BecomeChinese
🔥#becomechinese
HomeToolsGuidesPhrase LibraryGames

← Back to list

How to say "to launch into an angry tirade" in Chinese

开骂

kāi mà

social · social · beginner · neutral

socialbeginnerneutral

When To Use It

"to launch into an angry tirade" maps to 开骂 (kāi mà), a neutral social phrase for social situations.

This phrase fits casual social contact, quick check-ins, and low-pressure interactions with friends or acquaintances.

Practice it first exactly as written, then swap in your own people, places, or objects so it becomes part of your active speaking repertoire.

Tone And Delivery

The register is neutral, which makes it flexible: safe in most daily situations without sounding stiff or overly intimate.

Because this is marked beginner, you should aim to recognize it instantly and reuse it with your own names, nouns, locations, or numbers.

A good practice target is the example sentence 开骂 (kāi mà). Once that feels natural, shorten your pause and try it at conversation speed.

Practice Ideas

This phrase becomes more useful when you learn it as part of a mini-sequence. After saying it, a natural next step could be 故称 (gù chēng).

A second nearby phrase to review is 请进 (qǐng jìn), which helps you stay in the same topic instead of translating from scratch again.
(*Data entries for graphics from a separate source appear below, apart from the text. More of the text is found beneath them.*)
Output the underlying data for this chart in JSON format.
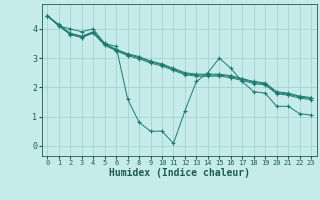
{
  "xlabel": "Humidex (Indice chaleur)",
  "background_color": "#c5ecea",
  "grid_color": "#9dcfcc",
  "line_color": "#1e7a70",
  "xlim": [
    -0.5,
    23.5
  ],
  "ylim": [
    -0.35,
    4.85
  ],
  "yticks": [
    0,
    1,
    2,
    3,
    4
  ],
  "xticks": [
    0,
    1,
    2,
    3,
    4,
    5,
    6,
    7,
    8,
    9,
    10,
    11,
    12,
    13,
    14,
    15,
    16,
    17,
    18,
    19,
    20,
    21,
    22,
    23
  ],
  "lines": [
    [
      4.45,
      4.1,
      4.0,
      3.9,
      4.0,
      3.5,
      3.4,
      1.6,
      0.8,
      0.5,
      0.5,
      0.08,
      1.2,
      2.2,
      2.5,
      3.0,
      2.65,
      2.2,
      1.85,
      1.8,
      1.35,
      1.35,
      1.1,
      1.05
    ],
    [
      4.45,
      4.15,
      3.85,
      3.75,
      3.9,
      3.5,
      3.3,
      3.15,
      3.05,
      2.9,
      2.8,
      2.65,
      2.5,
      2.45,
      2.45,
      2.45,
      2.4,
      2.3,
      2.2,
      2.15,
      1.85,
      1.8,
      1.7,
      1.65
    ],
    [
      4.45,
      4.12,
      3.83,
      3.73,
      3.88,
      3.47,
      3.28,
      3.12,
      3.02,
      2.87,
      2.77,
      2.62,
      2.47,
      2.42,
      2.42,
      2.42,
      2.37,
      2.27,
      2.17,
      2.12,
      1.82,
      1.77,
      1.67,
      1.62
    ],
    [
      4.45,
      4.1,
      3.8,
      3.7,
      3.85,
      3.44,
      3.25,
      3.08,
      2.98,
      2.83,
      2.73,
      2.58,
      2.43,
      2.38,
      2.38,
      2.38,
      2.33,
      2.23,
      2.13,
      2.08,
      1.78,
      1.73,
      1.63,
      1.58
    ]
  ],
  "tick_color": "#1e5a52",
  "xlabel_fontsize": 7,
  "xtick_fontsize": 5,
  "ytick_fontsize": 6
}
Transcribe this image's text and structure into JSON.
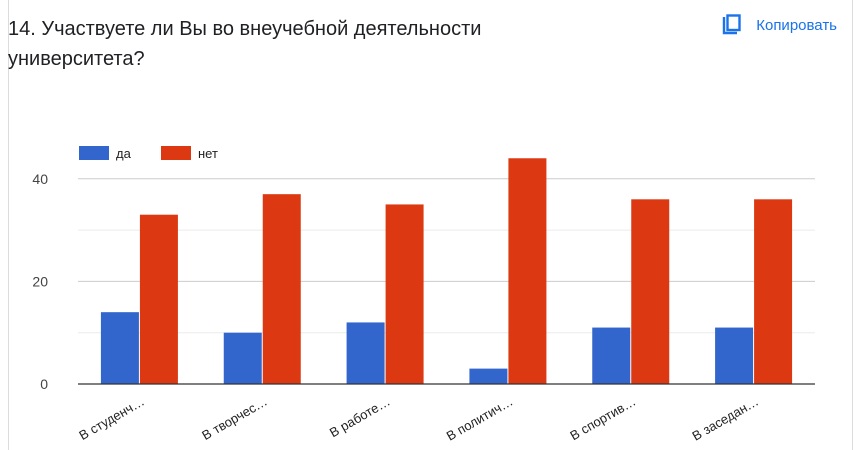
{
  "question": {
    "title": "14. Участвуете ли Вы во внеучебной деятельности университета?"
  },
  "actions": {
    "copy_label": "Копировать",
    "copy_icon": "copy-icon"
  },
  "colors": {
    "series_da": "#3366cc",
    "series_net": "#dc3912",
    "grid": "#cccccc",
    "baseline": "#333333",
    "accent": "#1a73e8"
  },
  "chart_data": {
    "type": "bar",
    "categories": [
      "В студенч…",
      "В творчес…",
      "В работе…",
      "В политич…",
      "В спортив…",
      "В заседан…"
    ],
    "series": [
      {
        "name": "да",
        "values": [
          14,
          10,
          12,
          3,
          11,
          11
        ]
      },
      {
        "name": "нет",
        "values": [
          33,
          37,
          35,
          44,
          36,
          36
        ]
      }
    ],
    "yticks": [
      0,
      20,
      40
    ],
    "ylim": [
      0,
      46
    ],
    "grid": true,
    "legend": "top-left"
  }
}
  • Read the example “to launch into an angry tirade” aloud, then replace one detail with your own information.
  • Pair it with “... hence the name (used at the end of a sentence)” next so your conversation does not stop after a single line.
  • Match the phrase to your tone of voice: soft for polite requests, flatter and quicker for routine daily use.
  • If you hear a slightly different version in the wild, compare the tone and context before treating it as interchangeable.

Examples

  • 开骂

    kāi mà

    to launch into an angry tirade

Related

Explore more phrases on the How to say index or try the Chinese Name Generator.

Phrase FAQ

开骂 (kāi mà).

Use it in social situations where a neutral tone fits. Because it is tagged beginner, it is meant to be practical and reusable rather than literary or highly specialized.

Yes. Every phrase page includes pinyin with tone marks, plus example sentences so you can hear how the wording expands in real use.

A useful follow-up is 故称 (gù chēng) — "... hence the name (used at the end of a sentence)". Studying connected phrases in small clusters makes them easier to recall in conversation.